Electric motors whether used in a simple toy or in complex production process involves the basic principle of electromagnetism. When a current passes through a conductor, magnetic field is created around the conductor (Pople 1998: 216). Once introduced in an external magnetic field usually by permanent magnets, this current-carrying conductor experiences a force which drives it to a direction perpendicular to both the direction of the current and external magnetic field (Mee 2008: 321).
A simple DC motor was created from copper wire, battery and ceramic magnet. First, a coil was made from the wire; such coil was secured by tying two protruding ends at opposite positions within the coil. The insulation on both ends were removed and prepared to be connected to a battery. Meanwhile, a set of cradle was made from bent clips, attached to the positive and negative ends of a battery. Between these clips, a ceramic magnet was fixed.

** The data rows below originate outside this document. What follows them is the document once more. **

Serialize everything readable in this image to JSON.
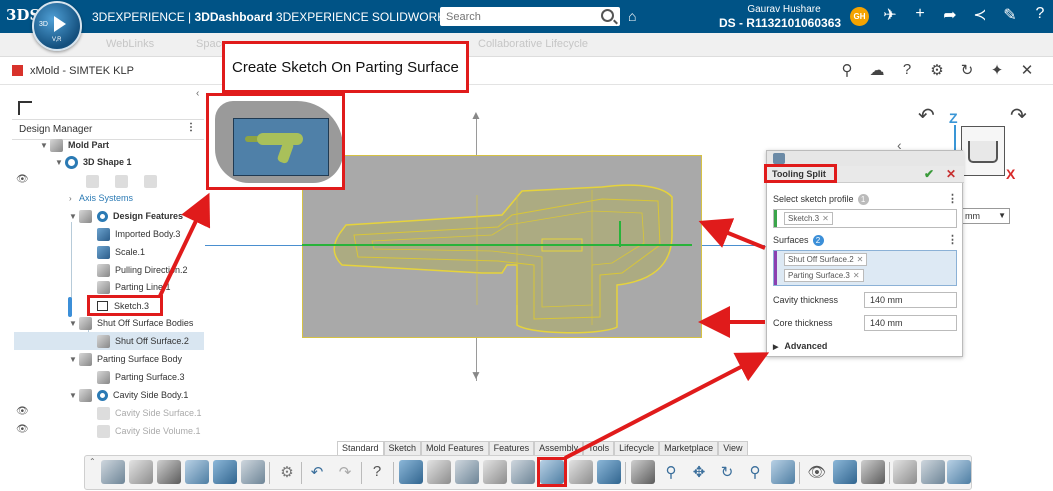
{
  "topbar": {
    "brand": "3DEXPERIENCE",
    "separator": "|",
    "app_name": "3DDashboard",
    "app_context": "3DEXPERIENCE SOLIDWORKS",
    "dropdown": "⌄",
    "search_placeholder": "Search",
    "user_name": "Gaurav Hushare",
    "user_role": "DS - R1132101060363",
    "avatar_initials": "GH",
    "compass_text": "3D",
    "compass_vr": "V,R",
    "logo": "3DS"
  },
  "tabstrip": {
    "items": [
      "WebLinks",
      "Spaces",
      "Collaborative Lifecycle"
    ]
  },
  "app_header": {
    "title": "xMold - SIMTEK KLP"
  },
  "callout": {
    "text": "Create Sketch On Parting Surface"
  },
  "tree": {
    "panel_title": "Design Manager",
    "items": [
      {
        "label": "Mold Part",
        "style": "bold"
      },
      {
        "label": "3D Shape 1",
        "style": "bold"
      },
      {
        "label": "Axis Systems",
        "style": "link"
      },
      {
        "label": "Design Features",
        "style": "bold"
      },
      {
        "label": "Imported Body.3"
      },
      {
        "label": "Scale.1"
      },
      {
        "label": "Pulling Direction.2"
      },
      {
        "label": "Parting Line.1"
      },
      {
        "label": "Sketch.3"
      },
      {
        "label": "Shut Off Surface Bodies"
      },
      {
        "label": "Shut Off Surface.2",
        "style": "selected"
      },
      {
        "label": "Parting Surface Body"
      },
      {
        "label": "Parting Surface.3"
      },
      {
        "label": "Cavity Side Body.1"
      },
      {
        "label": "Cavity Side Surface.1",
        "style": "dim"
      },
      {
        "label": "Cavity Side Volume.1",
        "style": "dim"
      }
    ]
  },
  "dialog": {
    "title": "Tooling Split",
    "select_profile_label": "Select sketch profile",
    "profile_count": "1",
    "profile_chip": "Sketch.3",
    "surfaces_label": "Surfaces",
    "surfaces_count": "2",
    "surface_chips": [
      "Shut Off Surface.2",
      "Parting Surface.3"
    ],
    "cavity_label": "Cavity thickness",
    "cavity_value": "140 mm",
    "core_label": "Core thickness",
    "core_value": "140 mm",
    "advanced_label": "Advanced"
  },
  "orientation": {
    "z_label": "Z",
    "x_label": "X",
    "unit_select": "mm"
  },
  "toolbar": {
    "tabs": [
      "Standard",
      "Sketch",
      "Mold Features",
      "Features",
      "Assembly",
      "Tools",
      "Lifecycle",
      "Marketplace",
      "View"
    ],
    "active_tab": "Standard"
  },
  "colors": {
    "topbar": "#005386",
    "callout_red": "#e01b1b",
    "plane_grey": "#a9a9a9",
    "part_yellow": "#d6c244",
    "axis_blue": "#4a8fcf"
  }
}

The coil was then finally connected with the battery by placing it on the cradle. (Fig. 1) As expected, once the coil was connected to the battery it began rotating. The battery provided the current while the magnet created the external magnetic field. Because the wire is made into a loop, the force due to the current and external magnetic field caused the rotation about its axis. However, the coil was spinning erratically because its ends were too loose in the cradle.

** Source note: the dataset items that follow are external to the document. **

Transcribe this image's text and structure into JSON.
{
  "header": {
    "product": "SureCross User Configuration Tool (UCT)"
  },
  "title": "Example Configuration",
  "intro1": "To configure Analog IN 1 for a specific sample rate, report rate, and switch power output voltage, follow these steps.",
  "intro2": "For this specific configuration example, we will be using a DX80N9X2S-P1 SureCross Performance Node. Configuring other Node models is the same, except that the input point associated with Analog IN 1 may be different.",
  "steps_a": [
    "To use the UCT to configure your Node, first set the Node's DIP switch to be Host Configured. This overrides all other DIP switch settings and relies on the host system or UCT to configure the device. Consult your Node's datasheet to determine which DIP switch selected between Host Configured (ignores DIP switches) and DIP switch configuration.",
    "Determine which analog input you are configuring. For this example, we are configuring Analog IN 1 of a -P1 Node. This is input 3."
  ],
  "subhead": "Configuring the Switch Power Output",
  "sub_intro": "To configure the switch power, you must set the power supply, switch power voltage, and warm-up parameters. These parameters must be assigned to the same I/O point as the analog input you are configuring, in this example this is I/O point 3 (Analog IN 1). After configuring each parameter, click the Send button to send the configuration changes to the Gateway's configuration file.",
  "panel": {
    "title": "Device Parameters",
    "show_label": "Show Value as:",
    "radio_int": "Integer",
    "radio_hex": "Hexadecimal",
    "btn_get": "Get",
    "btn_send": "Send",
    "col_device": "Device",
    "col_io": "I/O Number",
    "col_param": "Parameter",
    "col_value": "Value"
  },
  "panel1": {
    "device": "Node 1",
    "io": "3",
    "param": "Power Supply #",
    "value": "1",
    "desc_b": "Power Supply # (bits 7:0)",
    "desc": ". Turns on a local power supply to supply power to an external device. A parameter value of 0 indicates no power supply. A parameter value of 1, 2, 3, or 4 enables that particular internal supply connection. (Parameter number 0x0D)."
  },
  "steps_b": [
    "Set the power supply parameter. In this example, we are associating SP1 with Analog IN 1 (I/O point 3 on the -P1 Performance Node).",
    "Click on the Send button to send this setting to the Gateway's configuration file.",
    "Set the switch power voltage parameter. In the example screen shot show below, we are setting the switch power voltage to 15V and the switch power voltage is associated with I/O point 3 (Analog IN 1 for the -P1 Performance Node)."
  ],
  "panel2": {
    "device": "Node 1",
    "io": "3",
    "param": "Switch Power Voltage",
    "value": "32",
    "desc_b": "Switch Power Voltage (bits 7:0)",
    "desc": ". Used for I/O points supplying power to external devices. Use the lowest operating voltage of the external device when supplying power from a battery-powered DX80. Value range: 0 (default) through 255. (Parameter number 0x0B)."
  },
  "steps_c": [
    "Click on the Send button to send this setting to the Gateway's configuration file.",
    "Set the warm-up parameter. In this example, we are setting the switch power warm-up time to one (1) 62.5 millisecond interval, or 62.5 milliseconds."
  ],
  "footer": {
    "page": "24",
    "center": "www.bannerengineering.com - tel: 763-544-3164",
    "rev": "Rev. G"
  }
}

This could be solved by securing the axis of rotation of the coil: the upper end of the cradle could be a loop small just a little bigger in diameter than the cross section of the coil wire. This motion of a current-carrying loop in a magnetic field is used in many applications that require rotary motion like simple toys, industrial fans, blowers and pumps and even disk drives (USNA 2010). Modern motors are improved by using more coil and stronger magnets and adding peripherals like brushes and commutators (Seale 2003).